Ross Douthat wrote a short article for the Atlantic, where he used to work. Called “The Catholic Church is Finished,” he makes two points. Both are right, and few people seem to grasp both at once, much less articulate them this well:
This was the year when the cover-up of priestly sex abuse, a long-simmering crisis for Catholicism, became something much, much bigger. It was Watergate. It was Waterloo. It was another Reformation. The pope had to apologize. No, the pope had to resign. No, the pope had to be arrested. The Church could be saved only if every bishop stepped down. No, the Church could be saved only if a Third Vatican Council was convened. No, the Church could be saved only if it became as liberal as the Episcopal Church, and quickly. No, nothing could save the Church: it was too corrupt, too compromised, too medieval, too anachronistic. And now, at last, it was finished.
A little historical perspective suggests otherwise. The Church has been horrifyingly corrupt in previous eras and still survived. It’s been led by ecclesiastics who make Bernard Law’s hands look clean, and still survived. It’s faced fiercer enemies than Richard Dawkins (think Nero, or Attila, or Voltaire) and still survived. Time after time, G. K. Chesterton wrote, “the Faith has to all appearance gone to the dogs.” Each time, “it was the dog that died.”
But if the Church isn’t finished, period, it can still be finished for certain people, in certain contexts, in certain times. And so it is in this case: for millions in Europe and America, Catholicism is probably permanently associated with sexual scandal, rather than the gospel of Jesus Christ. And as in many previous dark chapters in the Church’s history, the leaders entrusted with that gospel have nobody to blame but themselves.
So we need to stop worrying about the Church dying out completely, and worry more about individuals’ losing their faith because of bad priests, bad bishops, and bad lay Catholics like ourselves. In many ways, the first conversation (on the fate of the Church corporate) is a complete red herring. Those of us who are Catholic already know how the story turns out.

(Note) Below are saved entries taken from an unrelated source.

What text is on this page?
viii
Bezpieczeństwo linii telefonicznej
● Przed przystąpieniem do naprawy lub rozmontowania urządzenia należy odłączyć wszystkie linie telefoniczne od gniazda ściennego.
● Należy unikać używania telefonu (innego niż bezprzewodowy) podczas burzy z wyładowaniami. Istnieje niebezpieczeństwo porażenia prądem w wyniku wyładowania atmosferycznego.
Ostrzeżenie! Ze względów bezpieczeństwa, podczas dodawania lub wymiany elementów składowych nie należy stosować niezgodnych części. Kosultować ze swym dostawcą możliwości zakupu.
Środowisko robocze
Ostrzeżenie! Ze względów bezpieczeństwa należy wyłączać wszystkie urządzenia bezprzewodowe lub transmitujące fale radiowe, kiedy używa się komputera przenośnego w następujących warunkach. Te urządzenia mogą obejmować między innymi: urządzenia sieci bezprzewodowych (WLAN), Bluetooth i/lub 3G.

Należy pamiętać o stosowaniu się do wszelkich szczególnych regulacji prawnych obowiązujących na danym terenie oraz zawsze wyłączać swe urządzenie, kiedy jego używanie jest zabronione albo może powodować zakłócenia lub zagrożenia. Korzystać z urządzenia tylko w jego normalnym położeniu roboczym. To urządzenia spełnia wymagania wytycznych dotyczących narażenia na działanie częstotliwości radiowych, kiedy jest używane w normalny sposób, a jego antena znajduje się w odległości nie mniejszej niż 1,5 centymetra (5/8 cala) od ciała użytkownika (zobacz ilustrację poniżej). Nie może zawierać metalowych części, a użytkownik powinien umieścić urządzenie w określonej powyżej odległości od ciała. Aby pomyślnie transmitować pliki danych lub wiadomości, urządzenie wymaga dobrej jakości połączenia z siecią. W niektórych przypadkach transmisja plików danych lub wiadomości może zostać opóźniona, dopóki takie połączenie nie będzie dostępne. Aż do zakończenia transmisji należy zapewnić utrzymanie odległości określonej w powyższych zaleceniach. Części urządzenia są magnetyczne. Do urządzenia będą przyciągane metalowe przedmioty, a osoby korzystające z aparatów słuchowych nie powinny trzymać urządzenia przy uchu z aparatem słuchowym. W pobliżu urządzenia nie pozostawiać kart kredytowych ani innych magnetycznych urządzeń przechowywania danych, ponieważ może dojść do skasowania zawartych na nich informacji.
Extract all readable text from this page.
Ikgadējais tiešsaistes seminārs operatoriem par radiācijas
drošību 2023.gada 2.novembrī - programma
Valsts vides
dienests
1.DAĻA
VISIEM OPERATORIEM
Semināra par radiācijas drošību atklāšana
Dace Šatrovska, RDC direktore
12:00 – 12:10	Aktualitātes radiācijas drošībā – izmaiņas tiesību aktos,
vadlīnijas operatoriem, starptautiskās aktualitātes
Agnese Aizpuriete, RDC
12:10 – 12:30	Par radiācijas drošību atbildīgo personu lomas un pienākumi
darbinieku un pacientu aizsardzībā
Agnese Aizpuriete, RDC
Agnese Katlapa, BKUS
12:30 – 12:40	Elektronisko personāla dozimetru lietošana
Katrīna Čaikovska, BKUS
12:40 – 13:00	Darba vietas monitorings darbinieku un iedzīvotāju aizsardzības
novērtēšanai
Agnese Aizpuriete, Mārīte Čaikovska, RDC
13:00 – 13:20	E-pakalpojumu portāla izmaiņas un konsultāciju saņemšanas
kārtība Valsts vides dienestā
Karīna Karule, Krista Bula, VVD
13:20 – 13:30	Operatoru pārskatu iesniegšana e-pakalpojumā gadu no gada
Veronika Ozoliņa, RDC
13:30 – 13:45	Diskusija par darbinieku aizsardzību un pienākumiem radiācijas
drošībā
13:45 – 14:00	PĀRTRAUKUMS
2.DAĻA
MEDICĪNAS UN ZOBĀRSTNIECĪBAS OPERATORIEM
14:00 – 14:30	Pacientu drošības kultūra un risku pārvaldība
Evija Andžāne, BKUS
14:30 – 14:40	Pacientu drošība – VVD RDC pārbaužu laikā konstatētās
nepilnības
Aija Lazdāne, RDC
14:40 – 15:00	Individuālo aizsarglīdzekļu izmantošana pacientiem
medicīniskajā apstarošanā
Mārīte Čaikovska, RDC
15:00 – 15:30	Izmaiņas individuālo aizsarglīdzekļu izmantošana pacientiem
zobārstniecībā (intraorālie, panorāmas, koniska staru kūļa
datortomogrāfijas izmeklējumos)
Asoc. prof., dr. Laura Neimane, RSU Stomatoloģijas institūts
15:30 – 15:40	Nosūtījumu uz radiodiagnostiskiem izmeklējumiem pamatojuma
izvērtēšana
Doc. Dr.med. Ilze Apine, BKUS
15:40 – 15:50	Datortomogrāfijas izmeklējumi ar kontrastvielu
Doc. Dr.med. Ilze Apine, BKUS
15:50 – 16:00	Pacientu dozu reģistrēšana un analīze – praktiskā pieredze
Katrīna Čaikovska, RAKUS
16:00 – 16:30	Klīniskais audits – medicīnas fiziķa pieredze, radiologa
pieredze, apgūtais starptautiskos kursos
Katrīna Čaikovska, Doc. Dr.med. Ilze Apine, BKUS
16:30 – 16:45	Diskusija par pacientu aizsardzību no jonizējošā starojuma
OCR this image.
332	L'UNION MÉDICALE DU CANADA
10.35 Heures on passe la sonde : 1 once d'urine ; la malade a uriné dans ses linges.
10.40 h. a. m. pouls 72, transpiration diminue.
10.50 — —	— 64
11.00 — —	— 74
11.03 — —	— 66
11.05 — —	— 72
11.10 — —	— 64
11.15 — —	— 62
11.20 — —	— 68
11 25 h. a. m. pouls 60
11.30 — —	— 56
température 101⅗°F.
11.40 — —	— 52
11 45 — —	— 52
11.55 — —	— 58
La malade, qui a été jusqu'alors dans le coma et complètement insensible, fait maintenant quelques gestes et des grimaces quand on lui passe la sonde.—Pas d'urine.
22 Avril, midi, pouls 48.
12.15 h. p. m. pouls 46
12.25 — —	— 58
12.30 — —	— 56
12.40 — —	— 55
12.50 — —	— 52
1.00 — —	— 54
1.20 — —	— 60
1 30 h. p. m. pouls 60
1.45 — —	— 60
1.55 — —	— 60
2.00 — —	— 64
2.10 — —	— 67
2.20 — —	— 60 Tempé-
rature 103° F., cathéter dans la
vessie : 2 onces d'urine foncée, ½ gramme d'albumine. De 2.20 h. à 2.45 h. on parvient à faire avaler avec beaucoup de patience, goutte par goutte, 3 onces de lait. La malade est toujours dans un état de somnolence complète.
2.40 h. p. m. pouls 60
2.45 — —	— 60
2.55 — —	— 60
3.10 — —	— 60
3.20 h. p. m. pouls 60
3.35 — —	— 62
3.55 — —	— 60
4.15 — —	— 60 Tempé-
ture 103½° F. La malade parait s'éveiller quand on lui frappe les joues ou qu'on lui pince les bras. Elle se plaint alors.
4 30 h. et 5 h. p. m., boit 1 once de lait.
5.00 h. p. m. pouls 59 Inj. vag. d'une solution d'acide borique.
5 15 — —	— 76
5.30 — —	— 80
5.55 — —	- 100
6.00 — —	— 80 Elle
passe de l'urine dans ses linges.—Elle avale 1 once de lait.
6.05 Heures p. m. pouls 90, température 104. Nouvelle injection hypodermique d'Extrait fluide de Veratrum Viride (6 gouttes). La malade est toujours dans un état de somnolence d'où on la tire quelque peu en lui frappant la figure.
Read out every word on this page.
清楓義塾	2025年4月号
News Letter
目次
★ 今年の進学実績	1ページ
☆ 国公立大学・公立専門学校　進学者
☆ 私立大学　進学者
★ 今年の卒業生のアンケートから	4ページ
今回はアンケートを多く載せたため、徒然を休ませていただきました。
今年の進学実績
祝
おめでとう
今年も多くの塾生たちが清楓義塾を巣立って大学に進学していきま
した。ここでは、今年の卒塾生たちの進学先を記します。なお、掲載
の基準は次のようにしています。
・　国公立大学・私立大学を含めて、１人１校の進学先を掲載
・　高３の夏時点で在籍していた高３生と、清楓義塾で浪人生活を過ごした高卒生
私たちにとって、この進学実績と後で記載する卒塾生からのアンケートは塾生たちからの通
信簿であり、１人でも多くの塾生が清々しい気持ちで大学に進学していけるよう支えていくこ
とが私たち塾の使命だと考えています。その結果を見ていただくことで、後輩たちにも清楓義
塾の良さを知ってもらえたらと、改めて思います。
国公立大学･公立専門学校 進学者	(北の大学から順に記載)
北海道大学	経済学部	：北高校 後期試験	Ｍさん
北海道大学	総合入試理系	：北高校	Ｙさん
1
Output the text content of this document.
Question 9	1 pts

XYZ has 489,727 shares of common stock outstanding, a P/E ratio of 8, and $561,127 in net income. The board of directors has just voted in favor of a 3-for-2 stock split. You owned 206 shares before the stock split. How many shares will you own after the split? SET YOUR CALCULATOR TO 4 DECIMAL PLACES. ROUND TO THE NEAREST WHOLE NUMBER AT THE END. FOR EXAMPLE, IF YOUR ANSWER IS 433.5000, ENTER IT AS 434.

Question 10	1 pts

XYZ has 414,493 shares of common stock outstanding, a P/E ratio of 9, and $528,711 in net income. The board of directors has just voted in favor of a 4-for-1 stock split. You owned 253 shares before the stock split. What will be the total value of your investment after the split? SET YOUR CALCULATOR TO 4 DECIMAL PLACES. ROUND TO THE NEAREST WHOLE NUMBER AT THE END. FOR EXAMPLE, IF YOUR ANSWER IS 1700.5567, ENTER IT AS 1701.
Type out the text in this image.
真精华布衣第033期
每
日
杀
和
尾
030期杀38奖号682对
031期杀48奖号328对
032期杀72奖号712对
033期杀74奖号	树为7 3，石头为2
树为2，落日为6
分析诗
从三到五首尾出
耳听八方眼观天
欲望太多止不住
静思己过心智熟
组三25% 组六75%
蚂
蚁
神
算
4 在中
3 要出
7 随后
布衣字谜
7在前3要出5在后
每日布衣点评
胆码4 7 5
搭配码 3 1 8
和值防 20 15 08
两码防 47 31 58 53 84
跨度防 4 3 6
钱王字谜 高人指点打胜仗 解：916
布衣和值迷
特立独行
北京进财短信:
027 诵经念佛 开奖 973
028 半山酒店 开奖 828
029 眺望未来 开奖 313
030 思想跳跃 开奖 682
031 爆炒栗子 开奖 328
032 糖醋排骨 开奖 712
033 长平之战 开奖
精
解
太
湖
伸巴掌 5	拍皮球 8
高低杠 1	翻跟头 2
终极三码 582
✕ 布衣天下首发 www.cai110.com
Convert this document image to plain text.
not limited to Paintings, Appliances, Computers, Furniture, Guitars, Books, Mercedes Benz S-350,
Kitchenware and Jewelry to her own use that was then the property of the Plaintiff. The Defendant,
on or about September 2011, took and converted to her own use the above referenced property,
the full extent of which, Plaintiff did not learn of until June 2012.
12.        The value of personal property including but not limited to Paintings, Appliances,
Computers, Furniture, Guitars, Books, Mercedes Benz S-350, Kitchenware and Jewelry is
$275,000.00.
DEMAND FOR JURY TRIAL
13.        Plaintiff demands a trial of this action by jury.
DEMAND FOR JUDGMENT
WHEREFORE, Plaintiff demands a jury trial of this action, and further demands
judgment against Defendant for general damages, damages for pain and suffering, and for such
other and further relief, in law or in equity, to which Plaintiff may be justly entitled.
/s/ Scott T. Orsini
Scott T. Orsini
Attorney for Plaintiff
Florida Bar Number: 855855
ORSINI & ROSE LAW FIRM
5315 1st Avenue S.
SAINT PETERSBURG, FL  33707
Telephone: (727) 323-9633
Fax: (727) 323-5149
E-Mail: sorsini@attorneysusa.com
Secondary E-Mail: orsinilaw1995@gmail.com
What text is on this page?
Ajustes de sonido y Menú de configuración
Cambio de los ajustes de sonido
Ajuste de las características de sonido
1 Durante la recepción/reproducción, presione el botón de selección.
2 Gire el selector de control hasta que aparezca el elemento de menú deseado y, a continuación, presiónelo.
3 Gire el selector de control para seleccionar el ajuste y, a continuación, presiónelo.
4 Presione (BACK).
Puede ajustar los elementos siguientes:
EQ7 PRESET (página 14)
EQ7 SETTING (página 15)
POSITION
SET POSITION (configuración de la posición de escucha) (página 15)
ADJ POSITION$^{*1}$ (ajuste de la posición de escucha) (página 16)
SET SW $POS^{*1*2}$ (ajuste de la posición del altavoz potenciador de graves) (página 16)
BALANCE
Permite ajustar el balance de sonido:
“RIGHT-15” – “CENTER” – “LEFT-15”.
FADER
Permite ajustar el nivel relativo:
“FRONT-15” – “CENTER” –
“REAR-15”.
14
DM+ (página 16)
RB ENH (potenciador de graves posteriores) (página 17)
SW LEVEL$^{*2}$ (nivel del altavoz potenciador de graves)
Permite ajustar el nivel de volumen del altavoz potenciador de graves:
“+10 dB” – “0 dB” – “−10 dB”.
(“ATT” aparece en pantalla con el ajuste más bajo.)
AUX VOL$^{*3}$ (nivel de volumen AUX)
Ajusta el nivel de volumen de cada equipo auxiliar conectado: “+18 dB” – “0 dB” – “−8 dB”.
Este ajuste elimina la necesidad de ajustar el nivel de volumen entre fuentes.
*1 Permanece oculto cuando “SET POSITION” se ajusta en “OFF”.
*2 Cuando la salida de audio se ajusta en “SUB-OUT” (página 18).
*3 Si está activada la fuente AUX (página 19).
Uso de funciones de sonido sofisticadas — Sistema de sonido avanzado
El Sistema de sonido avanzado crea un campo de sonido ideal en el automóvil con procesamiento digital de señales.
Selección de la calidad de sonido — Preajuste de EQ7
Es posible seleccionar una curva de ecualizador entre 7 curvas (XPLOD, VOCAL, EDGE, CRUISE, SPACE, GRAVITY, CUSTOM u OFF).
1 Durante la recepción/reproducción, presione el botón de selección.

We know the hero wins, and we know that Christ will keep His Bride safe from death, no matter how imminent it may seem, or how often.
The largest tragedy of the sex abuse scandal is exactly what Douthat keys in on: the way that millions of people are now closed off to the saving Gospel of Christ in a way that they weren’t before, and wouldn’t have been without bad bishops. Paul honed on in this point powerfully in Romans 2, where he remarked that those who were supposed to be proclaiming the truth of God were having the opposite effect because of their failure to practice what they preached. Just replace “Jew” with “Catholic” in this passage:
Now you, if you call yourself a Jew; if you rely on the law and brag about your relationship to God; if you know his will and approve of what is superior because you are instructed by the law; if you are convinced that you are a guide for the blind, a light for those who are in the dark, an instructor of the foolish, a teacher of infants, because you have in the law the embodiment of knowledge and truth— you, then, who teach others, do you not teach yourself?
You who preach against stealing, do you steal? You who say that people should not commit adultery, do you commit adultery? You who abhor idols, do you rob temples? You who brag about the law, do you dishonor God by breaking the law? As it is written: “God’s name is blasphemed among the Gentiles because of you.”
Although the passage would apply in a special way to those with Holy Orders, since they’re called in a particular way to serve as guide, light, instructor, and teacher, all of us are called in some sense, as part of the priesthood (CCC 1273).
Between the loss of (very real) individual faith and the (impossible) total collapse of the Church is a third threat, which is the Church dying out completely, or nearly so, in a given area. Europe’s already facing this, and Lincoln’s Bishop Bruskewitz aptly noted we shouldn’t presume ourselves so special as to think it couldn’t happen here:
When heretical and erroneous teachings are allowed to run rampant, it is a very short time before total disaster engulfs the entire ecclesiastical enterprise in any one area. We should remember that there was a time when North Africa was almost entirely Christian, almost entirely Catholic. Today, one can journey across North Africa from Morocco, Tunisia, Libya, Algeria, and Egypt and find very little, if any, Catholic presence in most locations on that shore of the Mediterranean Sea. We should not think this cannot happen here. Although we are promised that the Church will endure until the end of time, we have no promise that it will be enduring in North America.